The HHV-6B was discovered in 1985. "In terms of virology, this is a pretty new virus," Jacobson said. "That creates some issues for us because there are not a lot of reagents for these things. That's the catch-22: to study a virus, you need tools. But to get the funding for the tools, you have to establish some kind of a link. So how do you get the link if you don't have the tools?" While Jacobson's resection study is ongoing, he is also examining whether the HHV-6B can be identified in serum, plasma, and cerebrospinal fluid (CSF).

Another study by Jacobson that will be published in the Journal of Infectious Diseases examines patients who had undergone bone marrow and stem cell transplantations. His team found that HHV-6 DNA in CSF and serum might not show the amount of active virus in the brain after these procedures.

Previous studies have shown that HHV-6 reactivates within 2 to 4 weeks in half of patients after bone marrow and stem cell transplantations. In Jacobson's study, active HHV-6 infection was found in the hippocampus of all autopsy cases. "We've shown that while patients' brains are loaded with the virus, the CSF did not always hold the virus," he said. "In the future, the easiest thing may be to look at whether antibodies to the virus are increased in specific patient populations or differential antibody responses are present."

Jacobson said he hopes his research will raise awareness that HHV-6B may be a trigger for epilepsy. "This is an underappreciated pathogen that we're all exposed to," he said.

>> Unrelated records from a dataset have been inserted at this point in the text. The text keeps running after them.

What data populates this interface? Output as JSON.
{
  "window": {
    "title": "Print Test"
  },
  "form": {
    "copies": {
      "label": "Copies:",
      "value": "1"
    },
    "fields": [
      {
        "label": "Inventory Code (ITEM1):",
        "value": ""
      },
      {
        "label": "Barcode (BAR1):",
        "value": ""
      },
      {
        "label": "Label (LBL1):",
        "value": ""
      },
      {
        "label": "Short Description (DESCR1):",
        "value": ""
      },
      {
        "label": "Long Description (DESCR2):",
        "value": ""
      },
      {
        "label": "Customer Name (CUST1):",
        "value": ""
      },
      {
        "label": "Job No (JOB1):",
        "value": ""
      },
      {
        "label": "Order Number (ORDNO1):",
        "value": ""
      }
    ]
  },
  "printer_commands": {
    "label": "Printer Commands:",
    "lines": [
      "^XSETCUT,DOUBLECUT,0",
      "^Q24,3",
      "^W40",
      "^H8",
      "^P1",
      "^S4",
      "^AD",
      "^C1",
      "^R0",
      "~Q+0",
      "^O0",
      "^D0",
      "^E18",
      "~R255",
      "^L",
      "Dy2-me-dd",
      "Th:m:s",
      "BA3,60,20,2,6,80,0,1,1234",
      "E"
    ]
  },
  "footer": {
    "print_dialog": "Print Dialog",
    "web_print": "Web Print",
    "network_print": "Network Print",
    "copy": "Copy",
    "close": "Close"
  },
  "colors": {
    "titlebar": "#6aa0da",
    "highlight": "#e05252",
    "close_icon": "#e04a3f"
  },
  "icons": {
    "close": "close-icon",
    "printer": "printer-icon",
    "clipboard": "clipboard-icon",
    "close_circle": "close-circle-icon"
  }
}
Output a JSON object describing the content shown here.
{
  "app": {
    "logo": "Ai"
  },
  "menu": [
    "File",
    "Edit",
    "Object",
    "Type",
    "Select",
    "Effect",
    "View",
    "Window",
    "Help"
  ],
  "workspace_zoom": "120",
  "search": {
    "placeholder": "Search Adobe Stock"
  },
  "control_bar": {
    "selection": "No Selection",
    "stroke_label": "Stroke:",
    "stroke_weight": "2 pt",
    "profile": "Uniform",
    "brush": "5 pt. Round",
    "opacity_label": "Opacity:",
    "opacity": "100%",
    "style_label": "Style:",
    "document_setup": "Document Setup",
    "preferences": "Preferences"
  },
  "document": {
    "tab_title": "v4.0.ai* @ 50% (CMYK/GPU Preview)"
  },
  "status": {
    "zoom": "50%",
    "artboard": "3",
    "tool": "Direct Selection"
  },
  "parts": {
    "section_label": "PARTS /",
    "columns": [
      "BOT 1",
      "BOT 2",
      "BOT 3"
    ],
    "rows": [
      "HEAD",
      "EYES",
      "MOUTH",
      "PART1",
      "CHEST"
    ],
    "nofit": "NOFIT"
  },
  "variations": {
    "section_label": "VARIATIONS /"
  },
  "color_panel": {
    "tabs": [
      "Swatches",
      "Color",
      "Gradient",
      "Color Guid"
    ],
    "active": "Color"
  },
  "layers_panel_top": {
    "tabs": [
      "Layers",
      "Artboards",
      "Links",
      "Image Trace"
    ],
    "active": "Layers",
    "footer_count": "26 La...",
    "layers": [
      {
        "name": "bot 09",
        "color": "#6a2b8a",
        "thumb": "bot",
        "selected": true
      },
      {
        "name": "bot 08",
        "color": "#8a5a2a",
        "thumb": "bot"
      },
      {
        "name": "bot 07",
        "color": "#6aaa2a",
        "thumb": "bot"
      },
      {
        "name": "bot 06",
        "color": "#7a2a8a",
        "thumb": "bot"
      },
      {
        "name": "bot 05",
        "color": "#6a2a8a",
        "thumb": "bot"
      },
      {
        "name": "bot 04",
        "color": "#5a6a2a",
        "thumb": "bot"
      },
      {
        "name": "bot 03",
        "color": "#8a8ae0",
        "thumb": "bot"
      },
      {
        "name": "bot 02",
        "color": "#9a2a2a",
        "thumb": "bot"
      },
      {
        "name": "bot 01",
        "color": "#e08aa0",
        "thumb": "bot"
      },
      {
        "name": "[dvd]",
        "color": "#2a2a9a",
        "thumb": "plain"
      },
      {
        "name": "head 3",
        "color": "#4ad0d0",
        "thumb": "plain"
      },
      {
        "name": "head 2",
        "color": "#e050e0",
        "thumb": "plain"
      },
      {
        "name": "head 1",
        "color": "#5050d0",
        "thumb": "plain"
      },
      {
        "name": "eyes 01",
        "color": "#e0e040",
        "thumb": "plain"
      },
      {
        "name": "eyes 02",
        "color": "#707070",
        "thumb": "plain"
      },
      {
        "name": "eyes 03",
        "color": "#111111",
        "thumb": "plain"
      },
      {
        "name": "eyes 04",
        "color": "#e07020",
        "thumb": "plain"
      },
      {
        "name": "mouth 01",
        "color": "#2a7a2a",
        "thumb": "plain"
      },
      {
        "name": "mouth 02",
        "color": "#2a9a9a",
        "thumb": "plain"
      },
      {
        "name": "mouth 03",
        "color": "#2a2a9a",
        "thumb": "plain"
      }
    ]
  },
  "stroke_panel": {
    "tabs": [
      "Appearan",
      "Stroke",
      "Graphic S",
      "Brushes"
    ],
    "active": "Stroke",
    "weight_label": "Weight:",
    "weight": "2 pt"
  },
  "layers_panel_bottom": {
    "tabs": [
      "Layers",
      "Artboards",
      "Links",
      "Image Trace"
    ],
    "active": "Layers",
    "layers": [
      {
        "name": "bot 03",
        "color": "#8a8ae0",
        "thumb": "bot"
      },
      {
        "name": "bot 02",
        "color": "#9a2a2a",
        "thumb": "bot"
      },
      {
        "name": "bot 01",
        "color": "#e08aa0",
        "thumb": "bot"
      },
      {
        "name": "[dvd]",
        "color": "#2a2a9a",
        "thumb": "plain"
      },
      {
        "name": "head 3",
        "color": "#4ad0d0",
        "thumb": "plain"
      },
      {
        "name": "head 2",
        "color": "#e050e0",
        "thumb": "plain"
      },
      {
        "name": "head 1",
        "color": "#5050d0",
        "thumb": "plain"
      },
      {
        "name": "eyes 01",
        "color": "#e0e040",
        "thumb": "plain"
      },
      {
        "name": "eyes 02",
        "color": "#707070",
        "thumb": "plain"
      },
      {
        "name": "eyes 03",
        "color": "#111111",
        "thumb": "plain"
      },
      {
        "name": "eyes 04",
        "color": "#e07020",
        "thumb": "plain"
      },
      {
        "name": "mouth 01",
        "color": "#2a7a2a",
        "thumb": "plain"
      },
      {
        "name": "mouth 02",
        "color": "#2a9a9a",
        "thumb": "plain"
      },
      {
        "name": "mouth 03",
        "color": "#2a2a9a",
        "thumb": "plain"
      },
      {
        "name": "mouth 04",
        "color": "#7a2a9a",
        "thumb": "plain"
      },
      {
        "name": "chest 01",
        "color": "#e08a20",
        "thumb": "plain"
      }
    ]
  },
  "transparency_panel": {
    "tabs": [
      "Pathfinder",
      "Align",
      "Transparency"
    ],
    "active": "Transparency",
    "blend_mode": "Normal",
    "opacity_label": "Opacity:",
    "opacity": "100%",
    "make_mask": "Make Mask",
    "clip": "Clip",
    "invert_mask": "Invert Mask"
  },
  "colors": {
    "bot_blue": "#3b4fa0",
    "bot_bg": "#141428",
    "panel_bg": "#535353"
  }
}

Now that more links are being seen between these viruses and a number of disorders, better screening tools may be developed, concluded Jacobson.

REFERENCES1. Donati D, Akhyani N, Fogdell-Hahn A, et al. Detection of human herpesvirus-6 in mesial temporal lobe epilepsy surgical brain resections. Neurology. 2003;61:1405-1411.
2. Hall CB, Long CE, Schnabel KC, et al. Human herpesvirus-6 infection in children: a prospective study of complications and reactivation. N Engl J Med. 1994;331:432-438.
3. Wainwright MS, Martin PL, Morse RP, et al. Human herpesvirus 6 limbic encephalitis after stem cell transplantation. Ann Neurol. 2001;50:612-619.